博客介绍了Doug Lea在线程池方面的设计思路,将线程池状态和线程数合并到32位int变量,线程封装成Worker对象,启动时优先执行firstTask,根据线程数量决定添加worker或放入任务队列,默认Worker不终止,循环取任务,还提及了核心代码的成员变量。
Doug Lea大神的设计思路
1、线程池状态跟线程数合并到一个32位的int变量中,头三位为状态,剩下的为worker数。

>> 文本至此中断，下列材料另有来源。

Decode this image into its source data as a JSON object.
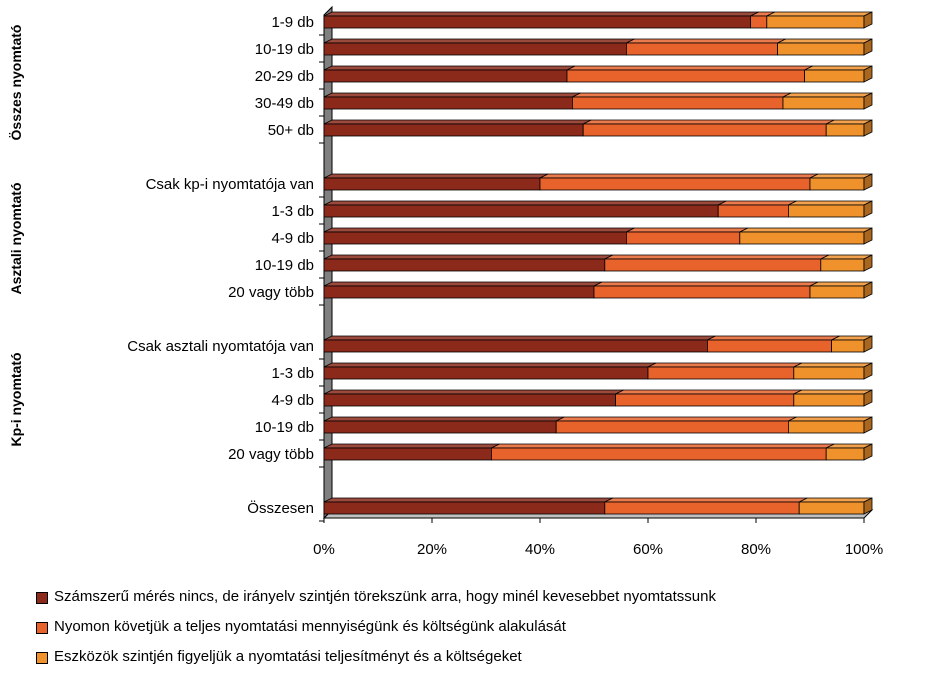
{
  "chart_data": {
    "type": "bar",
    "stacked": true,
    "percent": true,
    "orientation": "horizontal",
    "three_d": true,
    "xlim": [
      0,
      100
    ],
    "x_ticks": [
      "0%",
      "20%",
      "40%",
      "60%",
      "80%",
      "100%"
    ],
    "groups": [
      {
        "label": "Összes nyomtató",
        "categories": [
          "1-9 db",
          "10-19 db",
          "20-29 db",
          "30-49 db",
          "50+ db"
        ]
      },
      {
        "label": "Asztali nyomtató",
        "categories": [
          "Csak kp-i nyomtatója van",
          "1-3 db",
          "4-9 db",
          "10-19 db",
          "20 vagy több"
        ]
      },
      {
        "label": "Kp-i nyomtató",
        "categories": [
          "Csak asztali nyomtatója van",
          "1-3 db",
          "4-9 db",
          "10-19 db",
          "20 vagy több"
        ]
      },
      {
        "label": "",
        "categories": [
          "Összesen"
        ]
      }
    ],
    "series": [
      {
        "name": "Számszerű mérés nincs, de irányelv szintjén törekszünk arra, hogy minél kevesebbet nyomtatssunk",
        "color": "#8B2A1A",
        "values": [
          79,
          56,
          45,
          46,
          48,
          40,
          73,
          56,
          52,
          50,
          71,
          60,
          54,
          43,
          31,
          52
        ]
      },
      {
        "name": "Nyomon követjük a teljes nyomtatási mennyiségünk és költségünk alakulását",
        "color": "#E8622C",
        "values": [
          3,
          28,
          44,
          39,
          45,
          50,
          13,
          21,
          40,
          40,
          23,
          27,
          33,
          43,
          62,
          36
        ]
      },
      {
        "name": "Eszközök szintjén figyeljük a nyomtatási teljesítményt és a költségeket",
        "color": "#F0922C",
        "values": [
          18,
          16,
          11,
          15,
          7,
          10,
          14,
          23,
          8,
          10,
          6,
          13,
          13,
          14,
          7,
          12
        ]
      }
    ],
    "legend_position": "bottom",
    "grid": false
  }
}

2、线程封装成Worker对象,启动线程的时候优先执行这个任务firstTask。小于设置的核心线程数量或者最大线程数量则添加worker,否则丢到任务队列中,
3、默认Worker是不会终止的,一直循环去任务队列中取任务。
核心代码
成员变量
// * RUNNING<SHUTDOWN<STOP<TIDYING<TERMINATED
private final AtomicInteger ctl = new AtomicInteger(ctlOf(RUNNING, 0));
//worker数量使用的位数,29位
private static final int COUNT_BITS = Integer.SIZE - 3;
// worker数量,2的29次方个 29个1,最高三位为状态位
private static final int CAPACITY = (1 << COUNT_BITS) - 1;
// runState is stored in the high-order bits
//接受新任务和执行队列任务 11100000_00000000_00000000_00000000
private static final int RUNNING = -1 << COUNT_BITS;
//不接受新任务但执行队列任务 0
private static final int SHUTDOWN = 0 << COUNT_BITS;
//不接受新任务不执行队列任务,中断执行中的任务 00100000_00000000_00000000_00000000
private static final int STOP = 1 << COUNT_BITS;
//worker清零,将会调用terminated方法 01000000_00000000_00000000_00000000
private static final int TIDYING = 2 << COUNT_BITS;
//terminated方法执行完毕 01100000_00000000_00000000_00000000
private static final int TERMINATED = 3 << COUNT_BITS;
// Packing and unpacking ctl
//~CAPACITY = 高位3个1,剩下全为0,与运算算出当前状态
private static int runStateOf(int c) { return c & ~CAPACITY; }
//29个1与运算算出当前的worker数量
private static int workerCountOf(int c) { return c & CAPACITY; }
//状态与数量合并
private static int ctlOf(int rs, int wc) { return rs | wc; }
//运行状态小于比较状态
private static boolean runStateLessThan(int c, int s) {
return c < s;
}
//至少是某个状态
private static boolean runStateAtLeast(int c, int s) {
return c >= s;
}
//线程池是否是运行状态,小于SHUTDOWN状态的只有RUNNING了
private static boolean isRunning(int c) {
return c < SHUTDOWN;
}
public void execute(Runnable command) {
if (command == null)
throw new NullPointerException();
int c = ctl.get();
//worker数目小于设置的数量
if (workerCountOf(c) < corePoolSize) {
//小于coresize增加worker,
if (addWorker(command, true))
return;
c = ctl.get();
}
//RUNNING状态,添加任务到工作队列,所有worker都会从任务队列中取任务
if (isRunning(c) && workQueue.offer(command)) {
int recheck = ctl.get();
//再次检查,不是RUNNING状态,不再接受新任务
if (! isRunning(recheck) && remove(command))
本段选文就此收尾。